Okay, Okay, this is an unflattering photo of myself. [Never let it be said I always put my best foot forward]. Jerry, Peter and myself were talking about the relationship of science to philosophy, as well as the whether science can inform us about morality. They treated me as an equal and that was really refreshing. I especially made a really great connection with Peter. We hung out together. I don’t think I know another philosopher whose views are the same as mine (as far as I can tell). He’s down to earth, funny, a great communicator, and thinks like me that we need to reach out to the non-specialist with good strong arguments communicated simply, yet not simplistically. My problem is that since I lack a PhD some people (mostly non-scholars themselves) think I’m being simplistic (or vacuous). I’m not. I just think we need to take the scholarly arguments to the masses. This is something Dr. Robert Price noticed when reviewing my book, “God or Godless.” He said I wrote “with unpretentious clarity, common sense, and broad but inconspicuous erudition.” The last four words of his are key. He noticed I have a broad and deep understanding of the issues that are not easily recognizable. It takes a scholar to recognize this.

  • http://www.mirandaceleste.net/ Miranda Celeste Hale

    Such wonderful chaps (^‿^) & I had lots of fun hanging out with you & Peter. Good times, good times ;)
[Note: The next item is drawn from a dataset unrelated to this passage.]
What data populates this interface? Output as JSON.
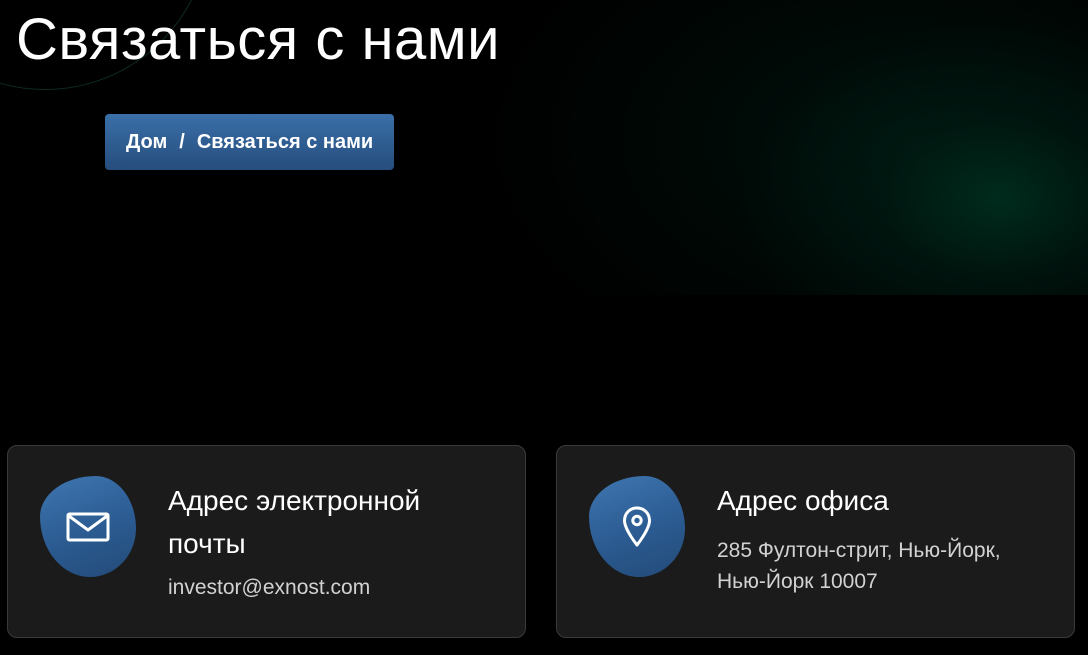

    & I love this photo Peter posted (also from the speakers’ reception): https://www.facebook.com/photo.php?fbid=10151665206612906 And you’re invisible in it, but still get a shout-out. Quite the talent, m’dear ;)

  • Brive1987

    A PhD does not impart respect. It is however pretty much a prerequisite for being taken seriously as a thought leader in an academic discipline.

    There is no free pass, you have to do the prescribed hard yards. If you don’t then (rarely) you can be elevated by peer acclaim.

    It’s nice to get a positive review from Dr Price. The context here of course is that (PhD aside) he has been peer ‘declaimed’ for his views and is himself quite bitter and dismissive of mainstream academia.

    Naturally none of this stops you being an informed blogger and valuable popularist of atheist apologetics. Maybe it is a cultural thing but IMO your message is diluted when your hubris / defensiveness shows.

    An example of this? You say Price’s key words are “broad but inconspicuous erudition.”

    But then you defined what he really meant – “he noticed I have a broad and deep understanding of the issues”

    Now maybe he did … somewhere else … but this not the way to do it.

  • ImRike

    Maybe it is because you DON’T have the PhD that you are able to lay out the facts so that other non-PhD’s like me can more easily understand. And I thank you for that!

  • Brive1987

    I think JL is an effective non academic commentator.

    It comes through strongly though here and elsewhere that He has a self value that he feels transcends the label of informed popularist. On more than one occasion he has used his education and intelligence as a blunt force weapon to dismiss people that disagree with him.

    I was genuinely surprised about a week ago to discover he did not complete his PhD and that the learning he is quick to quote was gained in religious type studies in religious universities.

    Maybe it is a cultural thing but around here we look askance at overt self promotion.

    It’s all very interesting.

  • http://debunkingchristianity.blogspot.com/ John W. Loftus

    Brive, academics respect me, so it is what it is. I do think some people, mostly non-academics, underestimate me. For the record, I don’t think you’re an idiot.